We end up with '1 1 + 2 -', which is the operators following their operands. It might not look like much now, but it gives us a nice way to read how our expressions will actually be evaluated. Just by reading, we read operands until we hit an operator: 1 1 +. This evaluates to 2, which then read: 2 2 -, which evaluates to 0. This is also how our evaluator will read through our AST, so it's a useful way to visualize our expressions.

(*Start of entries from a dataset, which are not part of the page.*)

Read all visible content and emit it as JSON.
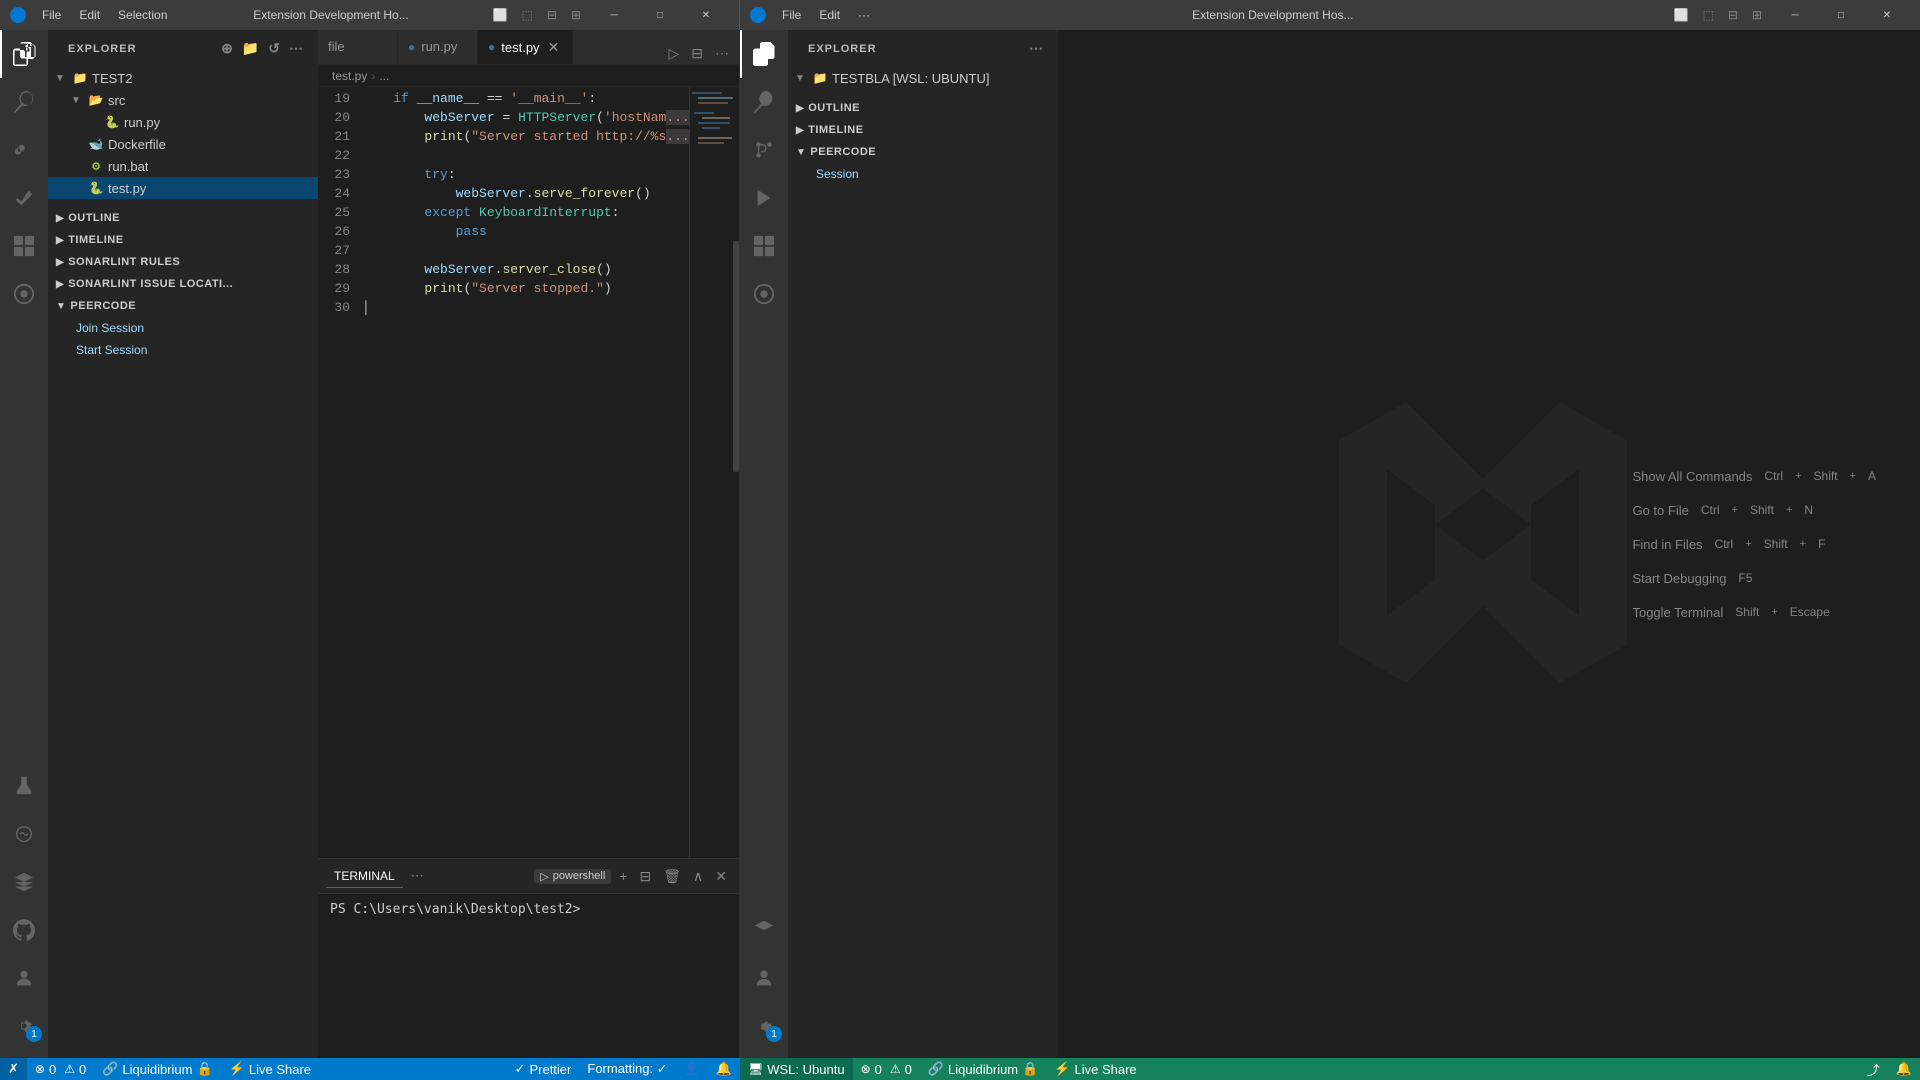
{
  "left_window": {
    "title": "Extension Development Ho...",
    "menu": [
      "File",
      "Edit",
      "Selection"
    ],
    "tabs": [
      {
        "name": "file",
        "label": "file",
        "active": false,
        "dirty": false
      },
      {
        "name": "run.py",
        "label": "run.py",
        "active": false,
        "dirty": false
      },
      {
        "name": "test.py",
        "label": "test.py",
        "active": true,
        "dirty": false
      }
    ],
    "breadcrumb": [
      "test.py",
      "..."
    ],
    "explorer": {
      "title": "EXPLORER",
      "root": "TEST2",
      "items": [
        {
          "type": "folder",
          "label": "src",
          "depth": 1,
          "open": true
        },
        {
          "type": "file",
          "label": "run.py",
          "depth": 2,
          "icon": "py"
        },
        {
          "type": "file",
          "label": "Dockerfile",
          "depth": 1,
          "icon": "docker"
        },
        {
          "type": "file",
          "label": "run.bat",
          "depth": 1,
          "icon": "bat"
        },
        {
          "type": "file",
          "label": "test.py",
          "depth": 1,
          "icon": "py",
          "selected": true
        }
      ]
    },
    "sections": [
      {
        "id": "outline",
        "label": "OUTLINE",
        "open": false
      },
      {
        "id": "timeline",
        "label": "TIMELINE",
        "open": false
      },
      {
        "id": "sonarlint-rules",
        "label": "SONARLINT RULES",
        "open": false
      },
      {
        "id": "sonarlint-issue",
        "label": "SONARLINT ISSUE LOCATI...",
        "open": false
      },
      {
        "id": "peercode",
        "label": "PEERCODE",
        "open": true
      }
    ],
    "peercode_items": [
      "Join Session",
      "Start Session"
    ],
    "code": {
      "lines": [
        {
          "num": 19,
          "content": "    if __name__ == '__main__':"
        },
        {
          "num": 20,
          "content": "        webServer = HTTPServer('hostNam"
        },
        {
          "num": 21,
          "content": "        print(\"Server started http://%s"
        },
        {
          "num": 22,
          "content": ""
        },
        {
          "num": 23,
          "content": "        try:"
        },
        {
          "num": 24,
          "content": "            webServer.serve_forever()"
        },
        {
          "num": 25,
          "content": "        except KeyboardInterrupt:"
        },
        {
          "num": 26,
          "content": "            pass"
        },
        {
          "num": 27,
          "content": ""
        },
        {
          "num": 28,
          "content": "        webServer.server_close()"
        },
        {
          "num": 29,
          "content": "        print(\"Server stopped.\")"
        },
        {
          "num": 30,
          "content": ""
        }
      ]
    },
    "terminal": {
      "tab_label": "TERMINAL",
      "shell": "powershell",
      "prompt": "PS C:\\Users\\vanik\\Desktop\\test2>"
    },
    "status_bar": {
      "items_left": [
        {
          "icon": "✗",
          "text": ""
        },
        {
          "icon": "",
          "text": "⊗ 0  ⚠ 0"
        },
        {
          "icon": "🔗",
          "text": "Liquidibrium 🔒"
        },
        {
          "icon": "",
          "text": "⚡ Live Share"
        }
      ],
      "items_right": [
        {
          "icon": "",
          "text": "✓ Prettier"
        },
        {
          "icon": "",
          "text": "Formatting: ✓"
        },
        {
          "icon": "👤",
          "text": ""
        },
        {
          "icon": "🔔",
          "text": ""
        }
      ]
    }
  },
  "right_window": {
    "title": "Extension Development Hos...",
    "menu": [
      "File",
      "Edit",
      "···"
    ],
    "explorer": {
      "title": "EXPLORER",
      "root": "TESTBLA [WSL: UBUNTU]"
    },
    "sections": [
      {
        "id": "outline",
        "label": "OUTLINE",
        "open": false
      },
      {
        "id": "timeline",
        "label": "TIMELINE",
        "open": false
      },
      {
        "id": "peercode",
        "label": "PEERCODE",
        "open": true
      }
    ],
    "peercode_items": [
      "Session"
    ],
    "shortcuts": [
      {
        "label": "Show All Commands",
        "keys": [
          "Ctrl",
          "+",
          "Shift",
          "+",
          "A"
        ]
      },
      {
        "label": "Go to File",
        "keys": [
          "Ctrl",
          "+",
          "Shift",
          "+",
          "N"
        ]
      },
      {
        "label": "Find in Files",
        "keys": [
          "Ctrl",
          "+",
          "Shift",
          "+",
          "F"
        ]
      },
      {
        "label": "Start Debugging",
        "keys": [
          "F5"
        ]
      },
      {
        "label": "Toggle Terminal",
        "keys": [
          "Shift",
          "+",
          "Escape"
        ]
      }
    ],
    "status_bar": {
      "bg": "#16825d",
      "items": [
        {
          "icon": "🖥",
          "text": "WSL: Ubuntu"
        },
        {
          "icon": "",
          "text": "⊗ 0  ⚠ 0"
        },
        {
          "icon": "🔗",
          "text": "Liquidibrium 🔒"
        },
        {
          "icon": "⚡",
          "text": "Live Share"
        }
      ]
    }
  },
  "icons": {
    "files": "⬛",
    "search": "🔍",
    "git": "⎇",
    "run": "▶",
    "extensions": "⊞",
    "remote": "⊡",
    "flask": "⚗",
    "person": "👤",
    "settings": "⚙",
    "github": "⦿",
    "liveshare": "⚡"
  }
}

However, this isn't the end of our parsing. RPN is not an AST, and that's what we need. This was useful for us to do though, since it is highly similar to how we are going to build our AST! Let's implement:

```
const createASTQueue = () => {
const items = [];
items.addNode = ({ value }) => {
const [right, left] = [items.pop(), items.pop()];
items.push({ value, left, right });
};
return items;
}
const parseAST = tokens => {
const outputQueue = createASTQueue();
const operatorStack = [];
tokens.forEach(({ type, value }) => {
// if number
// put it in the output queue
// if operator
// if there is an item on the operator stack
// consume the operator and add a new node to the output queue
// push our operator on the stack
});
if (operatorStack.length) {
const op = operatorStack.pop();
outputQueue.addNode(op);
}
return outputQueue.pop();
}
```

So if you compare this to what we had earlier, it looks extremely similar. In fact the pseudo code is actually the same (with some slight wording changes). The biggest difference here is we now have a new data structure, which gets made with the createASTQueue function. Basically, when want to be able to push items into the queue to hold on to them until we are done reading our expression, so we still use an array. However, we attach to the array a method called addNode. When we are adding a node, we consume the two items that are currently on the queue and attach them to an object with properties left and right. This is how we will associate both values and expressions and parts of higher level expressions. Essentially, we will be able to put simple values in left or right or we can put expressions in those properties. This is how we will end up with a tree format. Each node will branch into left and right, which can contain values or expressions that branch into left and right. Let's put the rest together!

```
const parseAST = tokens => {
const outputQueue = createASTQueue();
const operatorStack = [];
tokens.forEach(({ type, value }) => {
if (type === 'literal') outputQueue.push({ value });
if (type === 'operator') {
while(operatorStack[operatorStack.length - 1]) {
const op = operatorStack.pop();
outputQueue.addNode(op);
}
operatorStack.push({ type, value });
}
});
if (operatorStack.length) {
const op = operatorStack.pop();
outputQueue.addNode(op);
}
return outputQueue.pop();
}
```

Now when we pass our tokens in here and run this function, we get:

```
console.log(JSON.stringify(parseAST(tokenize('1 + 1 - 2')), null, 2));
// logs out:
{
"value": "-",
"left": {
"value": "+",
"left": {
"value": "1"
},
"right": {
"value": "1"
}
},
"right": {
"value": "2"
}
}
```

Our tree has a top level object, with value of -, a right node containing value 2 and left node containing another object, which contains another expression. Our AST looks pretty good! It has a similar way of reading as our RPN, but in a format that we are going to be able to traverse and evaluate quite easily.